Coach d’Elena Likhovtseva, de Vera Zvonareva et aujourd’hui d’Anastasia Pavlyuchenkova, notre breton préféré sait parfaitement ce que l’esprit russe veut dire et ce qu’il implique au quotidien. Dans notre dossier du numéro 73 de Welovetennis Magazine consacré au tennis russe, Sam Sumyk se confie.
Sam, tu as entraîné beaucoup de joueuses de l’Est, et des Russes en particulier. Peut‐on dire qu’il existe un esprit russe ? On parle notamment d’une certaine forme d’humour assez sarcastique…
Plutôt que de parler d’esprit russe, on pourrait évoquer l’esprit slave et la forme de fatalisme qui va avec. Les Russes font partie de cet ensemble avec leur particularité. Pour ma part, j’aime bien cet état d’esprit, forcément lié à la dureté du régime d’autrefois, mais aussi au manque de liberté comme on l’entend en Occident. Certains sont même nostalgiques de cette époque où le régime pensait pour eux et leur assurait d’avoir de quoi manger dans leur assiette. Alors, leur humour n’est-il pas lié à cette histoire ? Leur humour, je l’apprécie, il me va bien. C’est un humour à froid qui comporte aussi beaucoup d’ironie, d’abord tournée vers soi et ensuite vers les autres. Selon moi, les Russes ont cette distance avec les choses que n’ont peut‑être pas les autres peuples plus terre à terre. Rien n’est important chez le Russe, du moins en apparence…
Que t’inspire le comportement d’un joueur comme Daniil Medvedev ?
Daniil Medvedev, c’est un mec, et j’entraîne des « gonzesses » donc je connais peu. Typiquement russe en apparence, et donc très froid, mais je suis persuadé que quand il doit se lâcher, c’est un peu comme les Bretons : froids dehors et hyper chauds à l’intérieur ! Bon, je plaisante, mais le joueur envoie du bois…
Aujourd’hui, tu entraînes Anastasia Pavlyuchenkova. Qu’y a‑t‐il de russe en elle ?
J’entraîne effectivement Anastasia Pavlyuchenkova depuis peu de temps. Et elle ne déroge pas à la règle. Froide en apparence, mais un monde bouillonnant à l’intérieur. Elle sait ce qu’elle veut et comment y parvenir. Une sacrée bosseuse et une volonté typiquement russe. On ne dit pas grand‐chose, on fait ; cela résume bien la pensée russe.
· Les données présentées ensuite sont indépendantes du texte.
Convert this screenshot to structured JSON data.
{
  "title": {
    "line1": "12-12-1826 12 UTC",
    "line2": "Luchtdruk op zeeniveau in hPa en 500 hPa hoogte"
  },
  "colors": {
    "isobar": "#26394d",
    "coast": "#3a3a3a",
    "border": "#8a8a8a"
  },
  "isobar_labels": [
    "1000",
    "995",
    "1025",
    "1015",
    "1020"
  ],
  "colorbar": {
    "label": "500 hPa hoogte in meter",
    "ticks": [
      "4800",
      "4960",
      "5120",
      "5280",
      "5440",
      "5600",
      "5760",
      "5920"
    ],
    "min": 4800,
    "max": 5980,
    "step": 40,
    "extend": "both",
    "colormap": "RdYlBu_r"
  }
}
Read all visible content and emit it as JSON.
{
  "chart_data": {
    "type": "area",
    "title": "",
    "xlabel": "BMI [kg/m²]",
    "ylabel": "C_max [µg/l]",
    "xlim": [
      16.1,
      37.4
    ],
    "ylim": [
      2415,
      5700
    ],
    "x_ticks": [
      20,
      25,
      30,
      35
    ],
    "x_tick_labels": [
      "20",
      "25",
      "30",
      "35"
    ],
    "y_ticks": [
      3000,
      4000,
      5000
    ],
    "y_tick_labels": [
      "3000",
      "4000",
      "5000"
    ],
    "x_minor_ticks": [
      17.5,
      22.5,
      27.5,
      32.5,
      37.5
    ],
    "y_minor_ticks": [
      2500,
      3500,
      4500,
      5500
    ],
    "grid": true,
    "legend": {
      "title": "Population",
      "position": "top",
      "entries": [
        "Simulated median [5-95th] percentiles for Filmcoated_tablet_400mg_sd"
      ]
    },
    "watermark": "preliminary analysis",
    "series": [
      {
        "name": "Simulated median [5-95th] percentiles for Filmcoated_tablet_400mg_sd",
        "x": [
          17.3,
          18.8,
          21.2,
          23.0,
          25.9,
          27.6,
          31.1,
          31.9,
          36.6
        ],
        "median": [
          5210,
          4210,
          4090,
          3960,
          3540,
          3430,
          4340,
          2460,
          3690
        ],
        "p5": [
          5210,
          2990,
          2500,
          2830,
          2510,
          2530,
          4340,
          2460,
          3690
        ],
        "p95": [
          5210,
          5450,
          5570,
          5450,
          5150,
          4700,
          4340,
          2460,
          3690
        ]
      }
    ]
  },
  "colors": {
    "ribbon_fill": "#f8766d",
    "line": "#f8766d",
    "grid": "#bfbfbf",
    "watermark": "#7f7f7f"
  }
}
En tout cas, c’est un régal pour moi d’entraîner à nouveau une athlète russe.
On dit souvent que les Russes sont durs au mal. Est‐ce que c’est un cliché ?
Durs au mal, oui, mais ils ne sont tout de même pas les seuls sur cette planète ! Très tôt leur est inculquée une certaine discipline, ils apprennent que l’effort est nécessaire et que c’est une valeur sûre qui ne leur fera pas défaut. Ils sont beaucoup moins dans le jugement d’autrui, et c’est aussi une force supplémentaire. En fait, je les trouve durs envers eux-mêmes.